I Survived Awkward Day

My first day of classes!
My first day of classes!

Mama came in and gently woke me up.

I was awakened by sunlight streaming in through the blinds above my dorm bed.

I brushed my teeth. Mama pulled my fair hair back from my face.

I spread a towel on my bed and applied my make-up. Yawning, I strolled into the bathroom I share with my roommate and straightened my hair.

Mama made me a filling breakfast.

I poured myself cereal, too lazy to walk over to the cafeteria.

Mama smiled as she gave me my lunch box and had me pose while she took a picture to commemorate my first day of school.

After putting my student ID in my backpack, I took a selfie and sent it to Mom, so she could see her girl on her first day of college. Which I shall henceforth refer to as “Awkward Day.”

My first class as a college freshman, the professor strode to the front of the room. He placed his notes on the podium and peered at us through wire-rimmed glasses.

“Welcome to your first day of classes, or, as I like to call it, Awkward Day,” he greeted us. “Here, all of you are, sitting with pens and pencils in hand, waiting for me to say something profound or sagacious so that you can write it down. (Yes, I can see you.) And here I am, standing here, with nothing profound or sagacious to say.” A soft clattering and nervous chuckles swept the room as we put down our pens. “All of you are looking at me, sizing me up.” He lifted his tie. “Do you like my tie?” I had already approved.

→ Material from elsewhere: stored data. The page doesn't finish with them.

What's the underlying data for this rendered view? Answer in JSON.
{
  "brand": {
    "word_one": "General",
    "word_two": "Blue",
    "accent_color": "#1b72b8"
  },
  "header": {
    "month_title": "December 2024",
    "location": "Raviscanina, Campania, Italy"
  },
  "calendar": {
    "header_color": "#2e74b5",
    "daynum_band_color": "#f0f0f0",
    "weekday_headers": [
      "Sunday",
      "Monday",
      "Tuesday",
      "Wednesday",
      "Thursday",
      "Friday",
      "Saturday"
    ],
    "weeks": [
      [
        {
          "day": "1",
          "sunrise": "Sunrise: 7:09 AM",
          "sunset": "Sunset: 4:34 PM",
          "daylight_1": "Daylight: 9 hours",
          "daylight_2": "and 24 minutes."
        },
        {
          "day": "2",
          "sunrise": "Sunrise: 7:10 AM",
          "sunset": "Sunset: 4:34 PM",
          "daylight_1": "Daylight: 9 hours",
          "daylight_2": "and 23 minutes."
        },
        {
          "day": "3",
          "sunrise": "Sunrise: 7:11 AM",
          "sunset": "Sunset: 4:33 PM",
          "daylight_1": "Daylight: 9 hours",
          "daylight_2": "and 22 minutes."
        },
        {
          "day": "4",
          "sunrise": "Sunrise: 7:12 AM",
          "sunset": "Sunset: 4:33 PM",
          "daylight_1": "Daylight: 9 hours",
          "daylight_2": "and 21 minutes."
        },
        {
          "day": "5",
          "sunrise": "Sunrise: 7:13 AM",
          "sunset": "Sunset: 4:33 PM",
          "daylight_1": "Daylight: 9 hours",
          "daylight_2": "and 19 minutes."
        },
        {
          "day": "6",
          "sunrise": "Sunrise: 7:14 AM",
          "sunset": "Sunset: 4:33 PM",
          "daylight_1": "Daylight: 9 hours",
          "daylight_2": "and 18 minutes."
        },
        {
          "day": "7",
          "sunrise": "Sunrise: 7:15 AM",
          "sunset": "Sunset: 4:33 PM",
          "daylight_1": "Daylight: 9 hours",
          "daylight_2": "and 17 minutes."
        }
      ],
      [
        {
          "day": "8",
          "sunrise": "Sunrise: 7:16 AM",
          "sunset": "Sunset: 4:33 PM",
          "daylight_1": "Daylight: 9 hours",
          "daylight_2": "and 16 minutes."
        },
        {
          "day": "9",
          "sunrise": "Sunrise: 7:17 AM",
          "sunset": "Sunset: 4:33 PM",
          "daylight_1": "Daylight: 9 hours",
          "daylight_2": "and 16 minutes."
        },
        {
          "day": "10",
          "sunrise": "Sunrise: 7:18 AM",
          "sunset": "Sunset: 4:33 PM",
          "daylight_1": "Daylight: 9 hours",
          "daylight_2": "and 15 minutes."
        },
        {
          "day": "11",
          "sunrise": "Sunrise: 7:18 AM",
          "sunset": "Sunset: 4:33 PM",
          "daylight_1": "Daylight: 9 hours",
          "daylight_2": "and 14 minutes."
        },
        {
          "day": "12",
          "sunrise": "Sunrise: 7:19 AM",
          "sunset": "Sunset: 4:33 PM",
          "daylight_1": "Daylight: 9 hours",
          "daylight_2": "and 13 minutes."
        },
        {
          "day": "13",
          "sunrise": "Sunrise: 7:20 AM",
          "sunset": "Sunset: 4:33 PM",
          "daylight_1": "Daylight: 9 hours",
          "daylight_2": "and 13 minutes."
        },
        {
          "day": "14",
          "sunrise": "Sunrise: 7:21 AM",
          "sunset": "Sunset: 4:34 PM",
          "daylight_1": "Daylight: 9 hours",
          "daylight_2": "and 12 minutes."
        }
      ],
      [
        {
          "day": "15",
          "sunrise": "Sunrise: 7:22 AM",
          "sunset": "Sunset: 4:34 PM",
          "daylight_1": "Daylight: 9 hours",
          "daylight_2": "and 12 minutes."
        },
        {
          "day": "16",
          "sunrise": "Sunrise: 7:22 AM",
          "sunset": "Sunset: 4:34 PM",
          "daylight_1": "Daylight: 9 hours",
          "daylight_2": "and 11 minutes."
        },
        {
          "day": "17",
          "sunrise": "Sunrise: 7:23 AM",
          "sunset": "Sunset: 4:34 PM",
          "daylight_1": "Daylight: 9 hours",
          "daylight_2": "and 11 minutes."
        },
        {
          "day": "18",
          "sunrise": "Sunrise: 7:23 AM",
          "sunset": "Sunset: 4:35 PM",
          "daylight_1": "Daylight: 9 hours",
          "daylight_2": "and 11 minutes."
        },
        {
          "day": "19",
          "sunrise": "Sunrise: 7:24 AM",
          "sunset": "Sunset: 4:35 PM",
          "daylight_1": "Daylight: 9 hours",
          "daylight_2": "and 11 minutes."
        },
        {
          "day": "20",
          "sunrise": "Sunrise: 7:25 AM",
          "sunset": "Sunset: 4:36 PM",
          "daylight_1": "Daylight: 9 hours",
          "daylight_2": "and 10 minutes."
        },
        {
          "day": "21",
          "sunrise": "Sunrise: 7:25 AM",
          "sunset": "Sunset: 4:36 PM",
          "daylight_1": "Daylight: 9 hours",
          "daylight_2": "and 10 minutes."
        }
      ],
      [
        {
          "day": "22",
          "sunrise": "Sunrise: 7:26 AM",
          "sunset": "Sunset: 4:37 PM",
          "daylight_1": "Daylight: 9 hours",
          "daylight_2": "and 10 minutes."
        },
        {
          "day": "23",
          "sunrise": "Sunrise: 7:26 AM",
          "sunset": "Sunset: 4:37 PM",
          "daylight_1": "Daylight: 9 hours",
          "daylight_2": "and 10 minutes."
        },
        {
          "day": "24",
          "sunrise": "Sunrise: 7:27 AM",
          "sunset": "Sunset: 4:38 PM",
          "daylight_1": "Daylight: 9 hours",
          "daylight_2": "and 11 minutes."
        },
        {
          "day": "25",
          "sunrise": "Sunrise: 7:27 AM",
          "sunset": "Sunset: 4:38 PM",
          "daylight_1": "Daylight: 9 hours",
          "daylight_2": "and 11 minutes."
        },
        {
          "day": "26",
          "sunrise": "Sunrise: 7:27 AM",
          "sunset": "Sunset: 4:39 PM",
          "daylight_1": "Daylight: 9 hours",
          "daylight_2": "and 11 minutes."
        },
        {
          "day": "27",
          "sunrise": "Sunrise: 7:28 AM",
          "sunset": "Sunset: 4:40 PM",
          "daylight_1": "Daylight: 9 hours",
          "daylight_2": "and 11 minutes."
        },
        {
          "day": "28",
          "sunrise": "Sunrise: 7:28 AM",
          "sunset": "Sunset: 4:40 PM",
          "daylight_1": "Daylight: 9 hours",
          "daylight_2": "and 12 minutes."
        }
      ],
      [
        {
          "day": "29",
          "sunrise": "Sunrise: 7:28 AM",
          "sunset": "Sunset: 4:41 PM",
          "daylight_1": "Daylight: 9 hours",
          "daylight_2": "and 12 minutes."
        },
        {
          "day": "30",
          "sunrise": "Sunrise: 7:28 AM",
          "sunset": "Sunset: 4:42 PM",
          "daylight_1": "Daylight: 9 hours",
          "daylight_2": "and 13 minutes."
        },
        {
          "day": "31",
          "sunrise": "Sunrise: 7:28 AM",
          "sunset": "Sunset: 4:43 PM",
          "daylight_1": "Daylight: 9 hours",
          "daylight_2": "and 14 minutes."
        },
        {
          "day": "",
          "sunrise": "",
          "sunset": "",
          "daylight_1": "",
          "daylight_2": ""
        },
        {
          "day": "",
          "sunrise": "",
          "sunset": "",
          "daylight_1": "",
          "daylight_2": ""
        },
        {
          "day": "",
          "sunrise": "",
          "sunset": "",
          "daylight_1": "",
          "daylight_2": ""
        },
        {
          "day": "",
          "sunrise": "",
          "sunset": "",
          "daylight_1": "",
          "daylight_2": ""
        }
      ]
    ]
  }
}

He paused. “And you think you’re the only one making judgments?”

Starting college feels like being locked outside in your pajamas. And not cute little shorts and a tank top, more like footie pajamas with Dora the Explorer on them. Holding a sign that says, “I DON’T KNOW WHAT I’M DOING!”

You get lost (a lot). You sit in on the wrong class. You walk into the cafeteria and discover that it closed 30 minutes ago. You forget your keys, your RA is gone, and your roommate doesn’t have her cell phone (sorry, Hannah!). You question what you’re doing, who you are, why you’re here, and what the heck is coming out of your mouth. My first few days on campus, I felt like the clumsiest, most tongue-tied person on the planet.

The good news is that, eventually, it does get better. (Now I only feel like the clumsiest, most tongue-tied person on campus!) Gradually, you learn the names of the buildings and how to get around. Crowds become people and people become friends. You figure out how to do things for yourself. One day, you calm down and realize you’re home.

Or so I hear.

Now, if you’ll excuse me, it’s Awkward Day Part II – my first laundry day. I have to text my mom and figure out if I’ve sorted these clothes correctly.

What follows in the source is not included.